IIRC, Yes
Laundry chutes are against many local commercial and residential new fire codes.
When one worked in hospitals, many of the older ones had laundry chutes for sending soiled linen down to the laundry, or an area where it would be collected, not sure how many new hospitals are but with them today if any.
Basically as the other poster stated, laundry chutes can act a a chimney and send any fire right through a building.
At least in hospital/commercial settings, there was also the point of keeping "germs", dust and what not from soiled linen being dispersed up and out the chute each time items are sent down. Some old hospital design books dealth with this by various suggestions for construction and or methods for keeping the chute clean.
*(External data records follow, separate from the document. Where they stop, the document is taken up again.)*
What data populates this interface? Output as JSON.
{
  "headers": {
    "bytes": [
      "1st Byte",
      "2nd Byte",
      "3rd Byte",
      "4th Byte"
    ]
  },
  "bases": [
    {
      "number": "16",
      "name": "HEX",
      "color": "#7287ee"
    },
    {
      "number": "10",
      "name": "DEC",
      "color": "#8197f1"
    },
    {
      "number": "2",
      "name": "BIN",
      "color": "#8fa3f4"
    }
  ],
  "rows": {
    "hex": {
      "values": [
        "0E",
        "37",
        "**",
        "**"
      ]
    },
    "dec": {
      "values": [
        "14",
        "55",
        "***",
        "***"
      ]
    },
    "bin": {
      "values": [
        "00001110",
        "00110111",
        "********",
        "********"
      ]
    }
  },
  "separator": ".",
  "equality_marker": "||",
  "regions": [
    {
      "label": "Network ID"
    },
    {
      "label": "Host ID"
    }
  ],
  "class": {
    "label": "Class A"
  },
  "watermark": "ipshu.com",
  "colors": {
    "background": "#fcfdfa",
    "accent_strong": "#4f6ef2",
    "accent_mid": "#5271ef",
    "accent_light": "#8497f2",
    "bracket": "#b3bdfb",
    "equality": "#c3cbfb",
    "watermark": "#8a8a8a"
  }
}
Same applies to rubbish chutes found in many older apartment buildings that once emptied into an incerator or rubbish heap. Ideally they should be steam cleaned once a year, but that rarely happens. They are however an excellent vector for the bad odors, fumes and germ laden air from the rubbish below to rise up and pervade a building. In some parts of the city where the building is lax about emptying the compactor or otherwise taking out the rubbish from the bottom of the chute (indoor incerators long since banned), tales of vermin "climbing" their way up is not uncommon.
The last bit can make for a rather interesting surprise to anyone opening the chute door! *LOL*
Didn't the Brady household have a laundry chute?